Note: I have moved far away from this technique, and then back towards it. I'll have to make a new rant sometime, to reflect the changes in my methods and the technology available.
Rant 05 - Coloring Tutorial
Ok, first things first- draw it, ink it, scan it. For this method it is very important that you ink in your lines. My particular style of drawing no longer involves pencils (which can be a problem), so I'm always inked- but if you use pencils, ink in the stuff you want to keep to the final and erase the rest.
Once scanned into Photoshop, duplicate the original layer and set it on top, to "Multiply". What this'll do is make the dark pixels (the inked lines) show through and the lighter pixels vanish. In a nutshell, all you've got is lines.
As you can see, there is also a blank layer in between. This layer is where the colors are going to go (well, this layer and many others). What you do now is use the magic wand tool and the lasso tools to select the blank areas on the top layer you want colored. Once you've got your selection made pretty well, use the "Expand" function (under Select) to add a couple of pixels- this will keep you from having those ugly little specs all around your linework.
Ahh, my sinister plan suddenly makes sense. Now you can paintbucket the desired color into your selection- on the blank layer (the one under the top layer).

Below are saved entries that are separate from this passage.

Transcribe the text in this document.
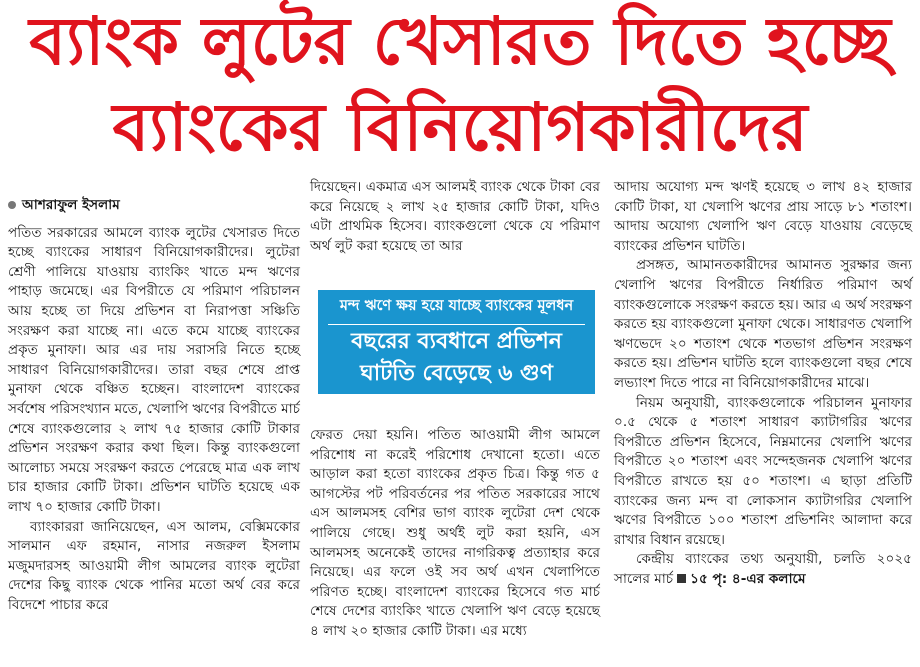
ব্যাংক লুটের খেসারত দিতে হচ্ছে
ব্যাংকের বিনিয়োগকারীদের
আশরাফুল ইসলাম

পতিত সরকারের আমলে ব্যাংক লুটের খেসারত দিতে হচ্ছে ব্যাংকের সাধারণ বিনিয়োগকারীদের। লুটেরা শ্রেণী পালিয়ে যাওয়ায় ব্যাংকিং খাতে মন্দ ঋণের পাহাড় জমেছে। এর বিপরীতে যে পরিমাণ পরিচালন আয় হচ্ছে তা দিয়ে প্রভিশন বা নিরাপত্তা সঞ্চিতি সংরক্ষণ করা যাচ্ছে না। এতে কমে যাচ্ছে ব্যাংকের প্রকৃত মুনাফা। আর এর দায় সরাসরি নিতে হচ্ছে সাধারণ বিনিয়োগকারীদের। তারা বছর শেষে প্রাপ্ত মুনাফা থেকে বঞ্চিত হচ্ছেন। বাংলাদেশ ব্যাংকের সর্বশেষ পরিসংখ্যান মতে, খেলাপি ঋণের বিপরীতে মার্চ শেষে ব্যাংকগুলোর ২ লাখ ৭৫ হাজার কোটি টাকার প্রভিশন সংরক্ষণ করার কথা ছিল। কিন্তু ব্যাংকগুলো আলোচ্য সময়ে সংরক্ষণ করতে পেরেছে মাত্র এক লাখ চার হাজার কোটি টাকা। প্রভিশন ঘাটতি হয়েছে এক লাখ ৭০ হাজার কোটি টাকা।

ব্যাংকাররা জানিয়েছেন, এস আলম, বেক্সিমকোর সালমান এফ রহমান, নাসার নজরুল ইসলাম মজুমদারসহ আওয়ামী লীগ আমলের ব্যাংক লুটেরা দেশের কিছু ব্যাংক থেকে পানির মতো অর্থ বের করে বিদেশে পাচার করে

দিয়েছেন। একমাত্র এস আলমই ব্যাংক থেকে টাকা বের করে নিয়েছে ২ লাখ ২৫ হাজার কোটি টাকা, যদিও এটা প্রাথমিক হিসেব। ব্যাংকগুলো থেকে যে পরিমাণ অর্থ লুট করা হয়েছে তা আর

মন্দ ঋণে ক্ষয় হয়ে যাচ্ছে ব্যাংকের মূলধন
বছরের ব্যবধানে প্রভিশন
ঘাটতি বেড়েছে ৬ গুণ

ফেরত দেয়া হয়নি। পতিত আওয়ামী লীগ আমলে পরিশোধ না করেই পরিশোধ দেখানো হতো। এতে আড়াল করা হতো ব্যাংকের প্রকৃত চিত্র। কিন্তু গত ৫ আগস্টের পট পরিবর্তনের পর পতিত সরকারের সাথে এস আলমসহ বেশির ভাগ ব্যাংক লুটেরা দেশ থেকে পালিয়ে গেছে। শুধু অর্থই লুট করা হয়নি, এস আলমসহ অনেকেই তাদের নাগরিকত্ব প্রত্যাহার করে নিয়েছে। এর ফলে ওই সব অর্থ এখন খেলাপিতে পরিণত হচ্ছে। বাংলাদেশ ব্যাংকের হিসেবে গত মার্চ শেষে দেশের ব্যাংকিং খাতে খেলাপি ঋণ বেড়ে হয়েছে ৪ লাখ ২০ হাজার কোটি টাকা। এর মধ্যে

আদায় অযোগ্য মন্দ ঋণই হয়েছে ৩ লাখ ৪২ হাজার কোটি টাকা, যা খেলাপি ঋণের প্রায় সাড়ে ৮১ শতাংশ। আদায় অযোগ্য খেলাপি ঋণ বেড়ে যাওয়ায় বেড়েছে ব্যাংকের প্রভিশন ঘাটতি।

প্রসঙ্গত, আমানতকারীদের আমানত সুরক্ষার জন্য খেলাপি ঋণের বিপরীতে নির্ধারিত পরিমাণ অর্থ ব্যাংকগুলোকে সংরক্ষণ করতে হয়। আর এ অর্থ সংরক্ষণ করতে হয় ব্যাংকগুলো মুনাফা থেকে। সাধারণত খেলাপি ঋণভেদে ২০ শতাংশ থেকে শতভাগ প্রভিশন সংরক্ষণ করতে হয়। প্রভিশন ঘাটতি হলে ব্যাংকগুলো বছর শেষে লভ্যাংশ দিতে পারে না বিনিয়োগকারীদের মাঝে।

নিয়ম অনুযায়ী, ব্যাংকগুলোকে পরিচালন মুনাফার ০.৫ থেকে ৫ শতাংশ সাধারণ ক্যাটাগরির ঋণের বিপরীতে প্রভিশন হিসেবে, নিম্নমানের খেলাপি ঋণের বিপরীতে ২০ শতাংশ এবং সন্দেহজনক খেলাপি ঋণের বিপরীতে রাখতে হয় ৫০ শতাংশ। এ ছাড়া প্রতিটি ব্যাংকের জন্য মন্দ বা লোকসান ক্যাটাগরির খেলাপি ঋণের বিপরীতে ১০০ শতাংশ প্রভিশনিং আলাদা করে রাখার বিধান রয়েছে।

কেন্দ্রীয় ব্যাংকের তথ্য অনুযায়ী, চলতি ২০২৫ সালের মার্চ ১৫ পৃ: ৪-এর কলামে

Fast forward 13 minutes so I can get a bunch of new layers made (as seen below), holding colors for different parts of the subject. Be sure to have them on separate layers. They look kind of ugly and MSPaint-ish right now, but don't worry about that- so long as they're on separate layers we can fix that easily.
We fix them by playing with each layer's opacity and doing some shading with the burn tool. I love the burn tool. I did very light shading on this sketch (because it's a sketch), but you can use the burn tool to make some incredible shading, so long as you're willing to spend some time with it, very zoomed in. The results of my speed shading are below (I also added some more layers with colors I hadn't added before).
Little guy's starting to look good. If this was a project I was turning in, the next step would be to go through and do some highlights with the Dodge tool, and maybe add on some textures from my library. But texturing is a whole separate tutorial. All I've got left to do is flatten the layers and resize the whole image.
-Tentus
Note: I have moved far away from this technique, and then back towards it. I'll have to make a new rant sometime, to reflect the changes in my methods and the technology available.